Je conçois que cette question n'est elle même pas "viable", car pour "l"'être il faudrait DEFINIR DES CRITERES de "viabilité", quel pourcentage de gratuité introduire dans l'économie pour que celle-ce fût viable, par exempole, "pourquoi lui et pas moi" en quelque sorte? La réponse c'est: "l'intelligence", car la gratuité donne de la valeur aux choses, de cette valeur qui nous abstrait de la matière sans être encore la MORT, hi hi!
En épilogue, un peintre dont les oeuvres sont dans des collections particulières et y restent et n'ont jamais été vendues, il n'a pas de cote, elles ne sont pourtant pas sans valeur. Donc la valeur dépasse l'argent, alors apprécions le don pour donner de la valeur à la gratuité de nos vies, qui s'en trouveront moins mornes.

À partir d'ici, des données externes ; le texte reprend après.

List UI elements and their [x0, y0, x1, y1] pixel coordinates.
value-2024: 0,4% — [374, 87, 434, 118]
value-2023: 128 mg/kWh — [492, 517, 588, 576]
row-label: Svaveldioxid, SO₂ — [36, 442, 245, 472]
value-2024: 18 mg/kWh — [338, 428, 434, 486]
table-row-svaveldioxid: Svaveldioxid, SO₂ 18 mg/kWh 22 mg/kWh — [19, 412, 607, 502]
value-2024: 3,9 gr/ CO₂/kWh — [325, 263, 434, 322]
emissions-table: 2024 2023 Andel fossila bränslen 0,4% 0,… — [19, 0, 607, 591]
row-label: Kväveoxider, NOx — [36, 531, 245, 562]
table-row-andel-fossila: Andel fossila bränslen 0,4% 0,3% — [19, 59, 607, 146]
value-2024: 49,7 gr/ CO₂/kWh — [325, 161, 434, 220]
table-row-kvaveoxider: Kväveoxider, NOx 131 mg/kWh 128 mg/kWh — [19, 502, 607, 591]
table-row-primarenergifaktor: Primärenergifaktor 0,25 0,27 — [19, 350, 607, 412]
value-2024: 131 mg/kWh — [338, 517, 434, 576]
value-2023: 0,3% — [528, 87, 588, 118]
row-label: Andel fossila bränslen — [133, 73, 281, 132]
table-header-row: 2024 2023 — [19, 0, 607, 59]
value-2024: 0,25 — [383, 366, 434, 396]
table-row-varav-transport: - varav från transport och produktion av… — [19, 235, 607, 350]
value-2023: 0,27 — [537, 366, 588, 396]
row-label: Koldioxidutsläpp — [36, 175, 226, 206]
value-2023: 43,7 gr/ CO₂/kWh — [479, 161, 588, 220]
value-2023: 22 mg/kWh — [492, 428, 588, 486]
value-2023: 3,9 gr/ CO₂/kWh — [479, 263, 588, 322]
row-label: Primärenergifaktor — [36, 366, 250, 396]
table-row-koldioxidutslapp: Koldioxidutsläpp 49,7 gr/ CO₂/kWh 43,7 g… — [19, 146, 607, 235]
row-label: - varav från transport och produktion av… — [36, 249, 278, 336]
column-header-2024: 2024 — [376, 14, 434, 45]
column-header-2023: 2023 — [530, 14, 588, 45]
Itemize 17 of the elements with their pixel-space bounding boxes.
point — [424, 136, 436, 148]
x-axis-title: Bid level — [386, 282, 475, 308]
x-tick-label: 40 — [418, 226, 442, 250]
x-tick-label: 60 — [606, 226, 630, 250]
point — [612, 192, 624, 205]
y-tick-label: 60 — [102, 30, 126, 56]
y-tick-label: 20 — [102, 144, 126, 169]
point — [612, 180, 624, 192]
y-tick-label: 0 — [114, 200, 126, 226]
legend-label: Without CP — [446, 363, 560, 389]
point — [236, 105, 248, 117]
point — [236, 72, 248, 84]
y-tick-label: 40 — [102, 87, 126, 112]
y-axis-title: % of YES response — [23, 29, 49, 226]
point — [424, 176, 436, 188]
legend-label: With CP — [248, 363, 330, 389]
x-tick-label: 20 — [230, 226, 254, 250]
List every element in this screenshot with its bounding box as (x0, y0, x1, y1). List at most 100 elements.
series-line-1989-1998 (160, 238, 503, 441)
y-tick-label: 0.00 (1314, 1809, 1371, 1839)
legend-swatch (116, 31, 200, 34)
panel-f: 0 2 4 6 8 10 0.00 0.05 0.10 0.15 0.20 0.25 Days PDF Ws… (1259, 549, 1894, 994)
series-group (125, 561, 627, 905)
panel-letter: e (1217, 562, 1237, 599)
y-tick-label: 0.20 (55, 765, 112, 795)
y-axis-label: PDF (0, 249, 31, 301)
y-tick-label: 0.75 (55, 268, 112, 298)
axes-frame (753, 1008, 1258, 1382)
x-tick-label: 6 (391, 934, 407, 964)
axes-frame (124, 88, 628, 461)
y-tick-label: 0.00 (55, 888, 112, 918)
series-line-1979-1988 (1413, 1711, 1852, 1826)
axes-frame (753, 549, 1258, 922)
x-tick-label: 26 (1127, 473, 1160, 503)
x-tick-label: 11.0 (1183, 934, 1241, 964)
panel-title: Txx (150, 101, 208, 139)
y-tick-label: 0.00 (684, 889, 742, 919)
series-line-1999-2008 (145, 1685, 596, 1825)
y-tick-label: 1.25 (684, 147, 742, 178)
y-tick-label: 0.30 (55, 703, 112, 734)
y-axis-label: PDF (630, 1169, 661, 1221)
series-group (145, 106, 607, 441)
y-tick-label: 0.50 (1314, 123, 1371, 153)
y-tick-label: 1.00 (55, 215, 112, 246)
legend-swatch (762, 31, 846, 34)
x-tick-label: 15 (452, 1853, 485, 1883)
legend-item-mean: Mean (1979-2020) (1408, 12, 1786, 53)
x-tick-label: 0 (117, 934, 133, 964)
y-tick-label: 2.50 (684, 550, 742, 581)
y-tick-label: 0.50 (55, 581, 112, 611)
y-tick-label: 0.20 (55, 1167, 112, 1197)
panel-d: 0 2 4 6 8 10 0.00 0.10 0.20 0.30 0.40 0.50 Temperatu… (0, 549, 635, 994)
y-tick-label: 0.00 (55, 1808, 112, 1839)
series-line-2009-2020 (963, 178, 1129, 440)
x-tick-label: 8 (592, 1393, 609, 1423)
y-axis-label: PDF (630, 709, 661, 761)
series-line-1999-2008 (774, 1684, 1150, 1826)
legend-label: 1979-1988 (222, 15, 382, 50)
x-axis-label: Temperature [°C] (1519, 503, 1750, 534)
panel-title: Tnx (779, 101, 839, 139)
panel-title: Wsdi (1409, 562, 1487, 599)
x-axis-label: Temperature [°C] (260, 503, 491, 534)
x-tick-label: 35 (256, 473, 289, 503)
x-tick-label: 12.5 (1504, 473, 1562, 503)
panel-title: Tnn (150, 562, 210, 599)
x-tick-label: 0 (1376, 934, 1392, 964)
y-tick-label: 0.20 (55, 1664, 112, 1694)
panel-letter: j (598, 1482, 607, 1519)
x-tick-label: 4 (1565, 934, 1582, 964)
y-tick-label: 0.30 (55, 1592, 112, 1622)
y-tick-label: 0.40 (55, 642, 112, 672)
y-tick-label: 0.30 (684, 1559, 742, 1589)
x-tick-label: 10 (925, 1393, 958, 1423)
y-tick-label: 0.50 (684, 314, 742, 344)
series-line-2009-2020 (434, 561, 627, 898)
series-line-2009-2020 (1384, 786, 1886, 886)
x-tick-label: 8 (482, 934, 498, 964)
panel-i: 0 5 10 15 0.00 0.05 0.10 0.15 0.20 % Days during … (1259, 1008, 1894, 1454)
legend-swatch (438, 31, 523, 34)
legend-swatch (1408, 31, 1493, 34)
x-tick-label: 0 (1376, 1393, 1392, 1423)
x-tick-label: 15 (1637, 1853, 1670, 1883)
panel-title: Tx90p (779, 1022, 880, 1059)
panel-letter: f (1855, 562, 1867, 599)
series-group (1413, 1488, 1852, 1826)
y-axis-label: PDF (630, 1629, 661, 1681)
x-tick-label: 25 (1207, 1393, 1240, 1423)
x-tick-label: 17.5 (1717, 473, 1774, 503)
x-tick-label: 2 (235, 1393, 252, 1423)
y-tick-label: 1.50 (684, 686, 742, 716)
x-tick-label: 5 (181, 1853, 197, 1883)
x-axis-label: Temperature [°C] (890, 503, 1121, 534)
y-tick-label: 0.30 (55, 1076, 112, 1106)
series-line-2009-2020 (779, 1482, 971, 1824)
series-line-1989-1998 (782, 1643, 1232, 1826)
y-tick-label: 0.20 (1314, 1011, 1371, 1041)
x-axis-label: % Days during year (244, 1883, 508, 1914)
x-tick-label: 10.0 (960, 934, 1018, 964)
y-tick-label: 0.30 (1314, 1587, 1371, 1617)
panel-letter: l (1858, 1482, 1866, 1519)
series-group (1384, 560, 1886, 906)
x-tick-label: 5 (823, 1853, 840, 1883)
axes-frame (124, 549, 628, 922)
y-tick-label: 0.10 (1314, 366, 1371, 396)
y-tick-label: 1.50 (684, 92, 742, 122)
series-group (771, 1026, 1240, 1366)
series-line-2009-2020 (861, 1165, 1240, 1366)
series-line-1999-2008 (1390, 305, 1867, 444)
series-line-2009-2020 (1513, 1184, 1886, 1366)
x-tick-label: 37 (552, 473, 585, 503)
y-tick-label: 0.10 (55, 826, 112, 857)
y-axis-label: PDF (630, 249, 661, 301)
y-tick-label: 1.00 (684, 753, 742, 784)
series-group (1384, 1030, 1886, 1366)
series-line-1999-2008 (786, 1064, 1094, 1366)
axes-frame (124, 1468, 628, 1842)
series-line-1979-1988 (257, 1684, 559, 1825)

Quel est le critère absolu du bien vivre matériel? C'est encore la liberté de circulation des "biens" et des personnes, à ne pas confondre avec le "libéralisme", concept immature de peu d'esprit, qui troque l'ouverture pour l'abri.
En second épilogue, je citerai Christianne Singer qui dit :
"la vie fait mal aussi longtemps qu'on veut lui imposer un sens"
Guirec Monier, étant le premier à réagir sur cet article, je fais ce que je veux!